Nosey Heroes

September 26, 2012 in General

It’s very early on a Sunday, 4 a.m. to be more precise, when the earth starts shaking and in less than a minute, the neighbourhood is reduced to a mass of rubble and collapsed buildings. It’s a magnitude-6.0 earthquake! People scramble from their beds out onto the streets – a place of relative safety. Sadly not all are fast enough. There are people trapped in the ruins, some could even be injured, and a race against time to rescue them starts. But how to find them? Searching manually, it could take days to find these people, and while special tools exist to pinpoint humans buried deep in the rubble, a lot of time is still needed to cover the whole area.

U.S.A.R. K9

Enter the search dogs, also referred to as U.S.A.R. K9 (Urban Search And Rescue canines). Dogs have a sense of smell thousands of times better than that of a human, and are able to distinguish between different scents very easily – something that is very useful to search and rescue teams! In fact dog and handler teams are among the first to be deployed on the accident site. These dogs follow the scents of live humans (or dead people in the case of cadaver search dogs) and guide their handler to a place where the scent is strongest. It may not be a precise location, even because the scent may travel under the rubble and exit some distance away from the person underneath. However, now that an approximate location is found, tools like victim sound detectors, infrared sensors and search cameras may be used effectively to locate the victim precisely. Dogs may also use their sense of hearing to help them finding a person, however their nose is definitely their forte!

Training

So how are dogs trained to search for people? Dogs just love to please their owners. They will do everything to be praised, petted, played with and given treats – and that is exactly what they will get when they find the ‘victim’ for us. It all boils down to a game of hide and seek with play and treats at the end of a successful search. The first stages of training start with the ‘victim’ running off with the dog’s favourite toy and remaining visible. The dog is released, runs off to the victim and gets to play with the toy. In later stages, the victim is not visible, so that the dog starts using scent to find. Eventually, the game starts to be extended gradually such that the dog starts barking for its toy – this is important as on an accident site the dog may move out of site of its handler, and so the barking would lead the handler to the dog (and the victim).

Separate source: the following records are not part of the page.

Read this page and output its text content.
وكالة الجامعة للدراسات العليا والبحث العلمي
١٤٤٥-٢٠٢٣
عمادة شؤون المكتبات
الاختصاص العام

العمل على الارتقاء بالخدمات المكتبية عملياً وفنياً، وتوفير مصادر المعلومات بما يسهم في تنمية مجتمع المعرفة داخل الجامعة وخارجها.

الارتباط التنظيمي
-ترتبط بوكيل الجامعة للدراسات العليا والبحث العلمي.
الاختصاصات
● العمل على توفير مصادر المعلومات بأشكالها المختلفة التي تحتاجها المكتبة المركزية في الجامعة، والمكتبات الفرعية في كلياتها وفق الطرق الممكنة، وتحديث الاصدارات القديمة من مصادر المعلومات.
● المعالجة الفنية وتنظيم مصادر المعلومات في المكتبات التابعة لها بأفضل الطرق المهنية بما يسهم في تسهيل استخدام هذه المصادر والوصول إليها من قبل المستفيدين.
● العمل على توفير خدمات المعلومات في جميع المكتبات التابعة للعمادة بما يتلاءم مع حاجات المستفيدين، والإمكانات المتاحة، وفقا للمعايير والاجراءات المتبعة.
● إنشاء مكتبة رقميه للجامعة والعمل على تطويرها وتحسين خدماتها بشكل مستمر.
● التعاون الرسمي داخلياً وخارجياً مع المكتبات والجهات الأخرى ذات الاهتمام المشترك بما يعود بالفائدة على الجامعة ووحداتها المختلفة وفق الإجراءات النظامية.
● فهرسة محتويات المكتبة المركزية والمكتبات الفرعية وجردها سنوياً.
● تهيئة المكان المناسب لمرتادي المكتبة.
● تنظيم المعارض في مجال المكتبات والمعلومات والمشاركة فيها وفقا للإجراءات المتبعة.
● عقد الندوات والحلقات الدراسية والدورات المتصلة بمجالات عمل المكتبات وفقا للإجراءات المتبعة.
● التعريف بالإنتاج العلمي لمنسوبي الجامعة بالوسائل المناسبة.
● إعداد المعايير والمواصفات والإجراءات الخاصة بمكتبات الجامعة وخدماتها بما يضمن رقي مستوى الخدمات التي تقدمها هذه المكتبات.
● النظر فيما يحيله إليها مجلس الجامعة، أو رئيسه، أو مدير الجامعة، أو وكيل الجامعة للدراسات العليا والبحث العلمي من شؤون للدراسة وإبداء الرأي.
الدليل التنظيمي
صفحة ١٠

Training continues with more difficult conditions to mimic a real accident site. Moving confidently on rubble and stones, ignoring the sound and vibration of heavy machinery and ignoring rescue workers or other people on site all have to be addressed throughout the training. In parallel with search training, dogs need to be taught obedience and interpreting commands and signals. This is because an accident site is a dangerous place, and the handler may need to take care of the safety of the dog and give it commands from a distance to avoid possible dangers.

So how long does it take to train a search dog?

The time required depends on a lot of factors such as the dog’s willingness to ‘work’, the age of the dog at start of training and the dog’s ability to use smell. The most important factors are however the skills of the trainer and also the time dedicated to regular training. Training a dog to ‘working standards’ may be measured in months.

We should not think, however, that there’s just the dog to train. The handler has an important role, both while training the dog and also while on a real search. As already mentioned, the handler has to take care of the safety of the dog. The way a search is planned has a big effect on the time it takes for the dog to find the victim, or if it finds the victim at all. The handler also has to learn to interpret the dog’s behavior during the search, and the clues it gives. A handler will normally take a couple of years to reach a good standard.


Earthquakes? In Malta?

Looking back at history, thankfully, there’s only one major earthquake recorded which caused substantial damage. Yet, an earthquake cannot be excluded, and it would be foolish not to prepare for such an eventuality. The introduction to this article is in fact a small description of the May earthquake in northern Italy – not too far from us when you think about it. Earthquakes are not the only incidents where search dogs may be required, however. Buildings and structures may collapse for other reasons, trapping persons underneath. An example of this is the recent collapse of a structure at the Seabank Hotel, Mellieha (March, 2012) – the Emergency Fire and Rescue Unit was involved in the search and rescue operation in this event. In this case, search dogs were used in the initial stages of the search operation. Sadly, the person trapped underneath the structure was eventually found dead.

Dogs may also be used to search for missing persons, who might have wandered off and got lost. This technique is called tracking and is similar to urban searches, but the dog is first given a scent and encouraged to find and follow only that scent.

Some dogs are trained to find cadavers. Again, the basics of training are quite similar to that of U.S.A.R dogs, except that scents used during training are not those of live people, of course.

How does E.F.R.U. fit in all this?

The Emergency Fire and Rescue Unit has a team of dedicated volunteers that form the E.F.R.U. K9 unit. This team assists the Civil Protection Department’s Dog Section, by helping to take care of the CPD’s dogs – cleaning, feeding and training. They also help take care of the premises. Apart from that, some members also have their own dog, that they train for search and rescue. While all this requires a certain commitment, energy and responsibility, all members will gladly agree that in the end it is very satisfying.